Кудайменде нахмурился и засопел. Некоторое время оба молчали.
— Это верно, что в аулы выезжает улук? — спросил Танирберген.
— Верно.
— Когда он у нас будет?
— На днях, наверно…
У Танирбергена заблестели глаза.
— Ну тогда нам действительно везет! Кален известный вор, не так ли? Но воровство еще полбеды. Завтра он, как Еламан, убивать начнет, вот что плохо. И не поручусь…
— Ну?
— Не поручусь, что первый нож будет не тебе.
Кудайменде еще больше насупился.
— Сын Шодыра приехал в Аральск, не слышал? — опять спросил Танирберген.
— Есть такой слух…
— Не слух, а точно.
— Может быть… мстить за отца едет, конечно?

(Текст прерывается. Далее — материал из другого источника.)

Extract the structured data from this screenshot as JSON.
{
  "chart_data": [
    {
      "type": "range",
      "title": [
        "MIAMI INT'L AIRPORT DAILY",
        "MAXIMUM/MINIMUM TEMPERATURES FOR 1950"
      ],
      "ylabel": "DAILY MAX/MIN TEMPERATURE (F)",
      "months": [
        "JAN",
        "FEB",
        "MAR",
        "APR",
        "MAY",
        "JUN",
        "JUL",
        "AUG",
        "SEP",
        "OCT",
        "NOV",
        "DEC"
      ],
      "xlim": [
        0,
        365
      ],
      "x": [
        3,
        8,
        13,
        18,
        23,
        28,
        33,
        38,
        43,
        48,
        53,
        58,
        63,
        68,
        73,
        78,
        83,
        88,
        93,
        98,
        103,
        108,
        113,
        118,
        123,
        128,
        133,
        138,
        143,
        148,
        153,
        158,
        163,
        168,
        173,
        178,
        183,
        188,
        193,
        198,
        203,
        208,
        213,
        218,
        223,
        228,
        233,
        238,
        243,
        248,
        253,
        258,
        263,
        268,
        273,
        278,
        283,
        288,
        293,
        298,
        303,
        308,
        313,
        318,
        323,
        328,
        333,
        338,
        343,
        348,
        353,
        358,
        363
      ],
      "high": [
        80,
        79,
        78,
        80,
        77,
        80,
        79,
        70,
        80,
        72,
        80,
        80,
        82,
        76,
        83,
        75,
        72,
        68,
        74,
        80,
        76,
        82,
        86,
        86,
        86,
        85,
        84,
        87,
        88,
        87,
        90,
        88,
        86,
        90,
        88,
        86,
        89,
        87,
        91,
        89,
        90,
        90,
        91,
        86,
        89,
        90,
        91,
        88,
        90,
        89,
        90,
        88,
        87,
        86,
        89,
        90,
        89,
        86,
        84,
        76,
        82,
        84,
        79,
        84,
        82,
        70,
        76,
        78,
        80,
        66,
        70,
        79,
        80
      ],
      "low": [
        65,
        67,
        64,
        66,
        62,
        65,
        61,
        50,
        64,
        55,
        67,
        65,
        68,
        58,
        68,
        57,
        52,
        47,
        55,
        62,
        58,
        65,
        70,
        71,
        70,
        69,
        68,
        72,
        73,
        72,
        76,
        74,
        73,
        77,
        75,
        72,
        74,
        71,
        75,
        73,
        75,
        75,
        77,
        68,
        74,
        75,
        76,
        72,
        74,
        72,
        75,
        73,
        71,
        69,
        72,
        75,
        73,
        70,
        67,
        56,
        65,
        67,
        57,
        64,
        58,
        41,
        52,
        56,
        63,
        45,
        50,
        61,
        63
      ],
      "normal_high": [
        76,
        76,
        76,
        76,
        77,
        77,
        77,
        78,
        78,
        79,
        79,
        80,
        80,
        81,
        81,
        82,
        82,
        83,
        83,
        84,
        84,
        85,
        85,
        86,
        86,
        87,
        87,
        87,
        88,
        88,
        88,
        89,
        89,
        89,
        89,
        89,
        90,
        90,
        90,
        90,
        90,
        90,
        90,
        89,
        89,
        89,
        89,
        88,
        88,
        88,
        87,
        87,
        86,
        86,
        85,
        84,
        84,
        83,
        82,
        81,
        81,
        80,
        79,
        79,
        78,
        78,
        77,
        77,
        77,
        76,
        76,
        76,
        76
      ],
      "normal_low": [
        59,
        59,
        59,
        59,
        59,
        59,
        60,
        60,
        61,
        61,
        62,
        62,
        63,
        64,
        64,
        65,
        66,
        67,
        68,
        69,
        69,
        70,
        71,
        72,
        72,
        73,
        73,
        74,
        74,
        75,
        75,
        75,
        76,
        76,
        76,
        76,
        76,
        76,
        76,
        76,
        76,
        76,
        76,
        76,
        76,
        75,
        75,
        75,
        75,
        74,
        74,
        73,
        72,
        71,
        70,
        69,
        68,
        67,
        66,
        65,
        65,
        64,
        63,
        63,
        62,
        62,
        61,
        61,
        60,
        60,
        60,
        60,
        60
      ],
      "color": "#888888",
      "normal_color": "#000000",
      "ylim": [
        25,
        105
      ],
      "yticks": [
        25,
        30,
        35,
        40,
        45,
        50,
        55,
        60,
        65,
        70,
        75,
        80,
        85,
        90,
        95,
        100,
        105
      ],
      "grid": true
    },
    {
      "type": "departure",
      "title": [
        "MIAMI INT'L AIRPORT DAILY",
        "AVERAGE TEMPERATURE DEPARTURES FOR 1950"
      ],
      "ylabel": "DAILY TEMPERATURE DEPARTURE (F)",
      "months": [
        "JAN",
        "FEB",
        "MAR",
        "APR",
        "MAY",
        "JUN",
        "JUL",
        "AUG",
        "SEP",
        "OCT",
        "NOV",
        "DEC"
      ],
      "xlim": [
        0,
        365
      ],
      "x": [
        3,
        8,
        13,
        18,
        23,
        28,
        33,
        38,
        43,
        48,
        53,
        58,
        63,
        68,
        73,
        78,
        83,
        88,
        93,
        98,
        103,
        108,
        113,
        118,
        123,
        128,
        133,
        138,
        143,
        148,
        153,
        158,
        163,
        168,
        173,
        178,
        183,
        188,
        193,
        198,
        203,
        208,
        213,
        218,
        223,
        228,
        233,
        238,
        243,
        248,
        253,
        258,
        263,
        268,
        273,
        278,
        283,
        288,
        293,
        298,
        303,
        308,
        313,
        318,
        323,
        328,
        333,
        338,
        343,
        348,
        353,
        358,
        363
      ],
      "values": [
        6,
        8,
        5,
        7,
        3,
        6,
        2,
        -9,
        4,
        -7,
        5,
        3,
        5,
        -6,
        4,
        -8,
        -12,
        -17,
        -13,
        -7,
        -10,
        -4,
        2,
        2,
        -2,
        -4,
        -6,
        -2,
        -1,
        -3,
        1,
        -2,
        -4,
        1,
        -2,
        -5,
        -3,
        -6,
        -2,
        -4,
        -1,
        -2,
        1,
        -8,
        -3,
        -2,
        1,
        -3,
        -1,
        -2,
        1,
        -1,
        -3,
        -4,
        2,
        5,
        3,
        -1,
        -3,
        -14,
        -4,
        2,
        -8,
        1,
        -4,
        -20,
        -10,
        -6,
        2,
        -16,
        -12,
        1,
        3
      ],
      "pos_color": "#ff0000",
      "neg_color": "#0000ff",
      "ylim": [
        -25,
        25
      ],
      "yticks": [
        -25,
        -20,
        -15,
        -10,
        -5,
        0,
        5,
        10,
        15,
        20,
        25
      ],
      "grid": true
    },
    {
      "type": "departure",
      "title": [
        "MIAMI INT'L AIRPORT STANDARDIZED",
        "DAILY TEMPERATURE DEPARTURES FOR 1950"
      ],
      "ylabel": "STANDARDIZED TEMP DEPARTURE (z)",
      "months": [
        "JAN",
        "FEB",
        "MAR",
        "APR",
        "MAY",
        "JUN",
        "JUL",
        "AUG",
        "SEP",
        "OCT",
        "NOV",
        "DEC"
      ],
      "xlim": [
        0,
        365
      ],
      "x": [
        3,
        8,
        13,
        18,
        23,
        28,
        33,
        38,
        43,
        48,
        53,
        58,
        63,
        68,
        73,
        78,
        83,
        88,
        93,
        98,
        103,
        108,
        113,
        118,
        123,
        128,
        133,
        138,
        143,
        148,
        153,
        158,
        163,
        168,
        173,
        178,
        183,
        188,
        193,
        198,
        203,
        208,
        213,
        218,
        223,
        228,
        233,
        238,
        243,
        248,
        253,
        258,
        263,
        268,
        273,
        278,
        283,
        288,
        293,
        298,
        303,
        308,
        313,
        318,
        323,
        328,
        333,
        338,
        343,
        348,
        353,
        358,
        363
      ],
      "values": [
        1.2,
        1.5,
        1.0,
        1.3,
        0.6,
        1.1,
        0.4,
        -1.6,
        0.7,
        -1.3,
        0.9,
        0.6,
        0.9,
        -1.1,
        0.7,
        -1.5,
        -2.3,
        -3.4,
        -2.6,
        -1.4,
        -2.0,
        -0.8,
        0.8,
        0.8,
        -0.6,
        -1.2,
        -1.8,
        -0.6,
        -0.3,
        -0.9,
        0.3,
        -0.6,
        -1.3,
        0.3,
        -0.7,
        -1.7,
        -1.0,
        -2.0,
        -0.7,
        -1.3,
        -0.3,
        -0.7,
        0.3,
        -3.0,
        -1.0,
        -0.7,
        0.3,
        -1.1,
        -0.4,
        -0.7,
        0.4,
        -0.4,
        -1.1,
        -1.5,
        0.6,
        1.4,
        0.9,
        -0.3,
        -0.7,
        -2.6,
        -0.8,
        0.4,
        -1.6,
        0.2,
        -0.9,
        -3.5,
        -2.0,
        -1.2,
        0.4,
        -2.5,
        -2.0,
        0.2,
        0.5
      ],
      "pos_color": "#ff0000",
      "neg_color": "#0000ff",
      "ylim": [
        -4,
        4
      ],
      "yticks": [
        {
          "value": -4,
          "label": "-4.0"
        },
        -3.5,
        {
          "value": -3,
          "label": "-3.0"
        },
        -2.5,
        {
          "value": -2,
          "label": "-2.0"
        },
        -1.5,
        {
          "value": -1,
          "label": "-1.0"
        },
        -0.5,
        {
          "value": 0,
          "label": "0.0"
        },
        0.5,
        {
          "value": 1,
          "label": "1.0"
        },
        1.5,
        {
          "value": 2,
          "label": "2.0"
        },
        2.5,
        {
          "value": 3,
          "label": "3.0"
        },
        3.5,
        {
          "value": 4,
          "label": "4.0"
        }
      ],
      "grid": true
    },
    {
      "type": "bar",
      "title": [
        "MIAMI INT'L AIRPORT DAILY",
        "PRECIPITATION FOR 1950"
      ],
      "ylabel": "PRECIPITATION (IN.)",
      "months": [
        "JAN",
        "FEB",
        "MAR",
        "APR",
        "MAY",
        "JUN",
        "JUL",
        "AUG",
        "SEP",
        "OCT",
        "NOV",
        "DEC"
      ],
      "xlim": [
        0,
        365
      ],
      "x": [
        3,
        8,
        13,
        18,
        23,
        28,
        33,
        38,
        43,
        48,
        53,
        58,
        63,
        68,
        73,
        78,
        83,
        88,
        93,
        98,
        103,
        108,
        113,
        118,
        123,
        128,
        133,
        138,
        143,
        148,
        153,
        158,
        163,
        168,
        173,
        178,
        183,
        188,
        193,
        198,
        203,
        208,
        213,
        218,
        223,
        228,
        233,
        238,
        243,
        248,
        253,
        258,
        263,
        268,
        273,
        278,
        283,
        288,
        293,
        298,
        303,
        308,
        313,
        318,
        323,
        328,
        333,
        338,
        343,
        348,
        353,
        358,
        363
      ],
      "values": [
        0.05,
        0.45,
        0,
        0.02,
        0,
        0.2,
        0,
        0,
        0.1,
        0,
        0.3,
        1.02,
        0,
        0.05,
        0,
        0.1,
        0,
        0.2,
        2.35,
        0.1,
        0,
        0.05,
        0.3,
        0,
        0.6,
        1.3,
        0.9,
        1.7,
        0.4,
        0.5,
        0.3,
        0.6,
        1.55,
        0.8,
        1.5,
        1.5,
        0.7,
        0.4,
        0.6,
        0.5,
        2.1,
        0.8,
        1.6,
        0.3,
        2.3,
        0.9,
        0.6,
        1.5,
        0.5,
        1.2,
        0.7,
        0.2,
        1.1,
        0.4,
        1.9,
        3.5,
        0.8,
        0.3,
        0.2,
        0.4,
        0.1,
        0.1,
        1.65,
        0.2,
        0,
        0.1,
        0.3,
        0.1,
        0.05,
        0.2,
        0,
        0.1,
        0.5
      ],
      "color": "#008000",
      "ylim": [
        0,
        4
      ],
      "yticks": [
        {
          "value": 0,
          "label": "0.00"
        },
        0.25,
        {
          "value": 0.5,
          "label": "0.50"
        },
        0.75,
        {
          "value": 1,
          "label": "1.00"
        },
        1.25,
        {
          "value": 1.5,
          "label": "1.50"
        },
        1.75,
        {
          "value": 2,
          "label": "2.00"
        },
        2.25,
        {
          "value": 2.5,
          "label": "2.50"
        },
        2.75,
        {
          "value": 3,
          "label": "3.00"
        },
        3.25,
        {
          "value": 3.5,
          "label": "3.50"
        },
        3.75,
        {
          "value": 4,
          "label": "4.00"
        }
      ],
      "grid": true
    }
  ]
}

— Какой черт, мстить! Отцовский промысел едет продавать. Тут много народу соберется… Русские, татарские купцы всякие…
— Апыр-ай? На скот он думает менять или продавать за деньги?
Танирберген засмеялся было, но тут же осекся — испугался, что брат обидится, тот вообще обижался по пустякам.
— За деньги, конечно, — серьезно сказал он и немного помедлил. — Замечаешь ли ты, болыс-ага, что мир начал меняться? Сегодняшний день похож на вчерашний. Еще вчера кто осмеливался спорить с тобой? Все были твои рабы. Все делали, что ты им велел, и молчали. А теперь у каждого пастуха язык длинней, чем… — он не подыскал сравнения и щелкнул пальцами. — Теперь чуть что, он сразу хвост торчком, забирает жену, детей и чешет к рыбакам, у тебя под носом. Сколько голодранцев за последние два-три года бросили скот и пошли в рыбаки? Придет время — некому будет и твой скот пасти! Подумал ли ты об этом, болыс-ага?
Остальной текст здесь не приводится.